Common hardware causes include defective or unsupported transceivers, damaged fiber or copper cables, faulty ports on the leaf or spine, or mismatched speed or media types.

Indicators include interfaces staying down, intermittent connectivity, missing LLDP information, or hardware‑related faults in APIC.

Troubleshooting involves replacing suspect cables and optics, using only Cisco‑supported transceivers, testing alternate ports, and validating interface status on both leaf and spine.

6. Time Synchronization Issues

Certificate validation in ACI is time‑sensitive. If the system time on the leaf is significantly out of sync with the APIC, certificate authentication can fail even if the configuration and connectivity are correct.

This is common in environments where NTP is misconfigured, unavailable, or the device has been powered off for an extended period.

Symptoms include authentication failures and persistent Unknown leaf state with no obvious physical or configuration issues.

Resolution involves verifying NTP configuration on APIC, ensuring the leaf can synchronize time, and reinitiating discovery after time correction.

7. Incorrect Node ID or Serial Number Issues

ACI uniquely identifies nodes using a combination of node ID, serial number, and certificates. If these identifiers do not match what APIC expects, the leaf will fail authentication.

This commonly occurs when a switch was previously part of another fabric, reused after RMA without proper cleanup, or when a node ID conflict exists.

Symptoms include the leaf appearing with unexpected identity information or being rejected during registration.

The safest resolution is to fully wipe the leaf configuration, reboot the device, and allow APIC to assign a fresh node identity.

8. Recommended Troubleshooting Sequence

When a leaf is stuck in Unknown state, follow this sequence:

First, verify physical connectivity and optics.
Second, confirm LLDP adjacency and cabling.
Third, check software compatibility.
Fourth, validate certificates and authentication.
Fifth, ensure correct time synchronization.
Finally, reinitialize the leaf if needed.

Following this order avoids unnecessary configuration changes and reduces downtime.
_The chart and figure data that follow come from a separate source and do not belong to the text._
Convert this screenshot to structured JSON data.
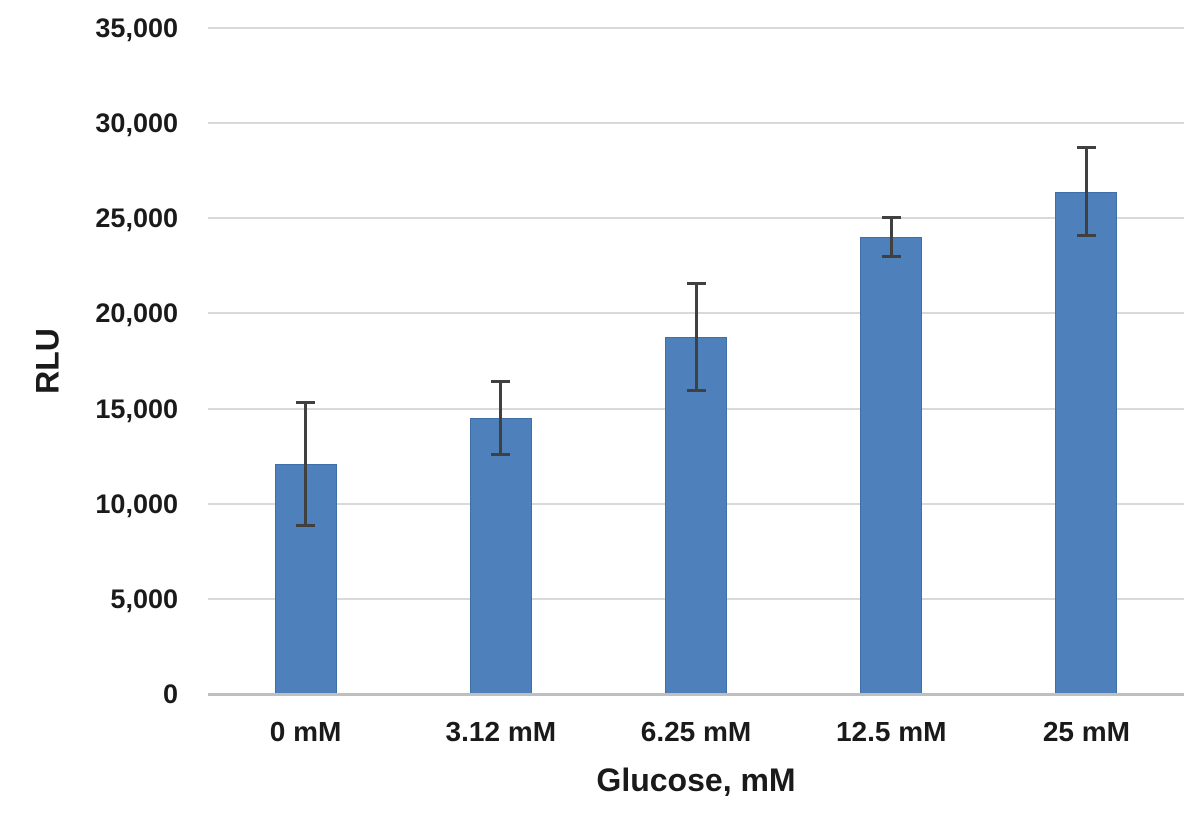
{
  "chart_data": {
    "type": "bar",
    "title": "",
    "xlabel": "Glucose, mM",
    "ylabel": "RLU",
    "categories": [
      "0 mM",
      "3.12 mM",
      "6.25 mM",
      "12.5 mM",
      "25 mM"
    ],
    "values": [
      12100,
      14500,
      18750,
      24000,
      26400
    ],
    "error_bars": [
      3250,
      1950,
      2850,
      1050,
      2350
    ],
    "ylim": [
      0,
      35000
    ],
    "ytick_step": 5000,
    "ytick_labels": [
      "0",
      "5,000",
      "10,000",
      "15,000",
      "20,000",
      "25,000",
      "30,000",
      "35,000"
    ],
    "grid": true,
    "legend_position": "none",
    "colors": {
      "bar_fill": "#4E80BC",
      "bar_border": "#3F6FA6",
      "error_bar": "#404040",
      "gridline": "#D9D9D9",
      "axis_line": "#BFBFBF",
      "text": "#1A1A1A"
    }
  }
}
9. Best Practices to Prevent Unknown Leaf State

Always wipe reused hardware before deployment.
Keep APIC, spine, and leaf software versions compatible.
Use supported Cisco optics and cables.
Ensure stable NTP configuration.
Verify LLDP connectivity during installation.
Document node IDs and serial numbers carefully.

Most Unknown leaf issues are preventable with proper procedures.

10. Conclusion

An Unknown leaf state in Cisco ACI is always a symptom of a failed discovery, authentication, compatibility, or initialization process. Certificate issues, LLDP failures, firmware incompatibility, hardware problems, time synchronization issues, and incorrect node identity are the most common causes.

By understanding these root causes and following a structured troubleshooting approach, engineers can resolve Unknown leaf issues quickly and avoid prolonged deployment delays.

A clean initialization and methodical verification remain the most effective solution in Cisco ACI environments.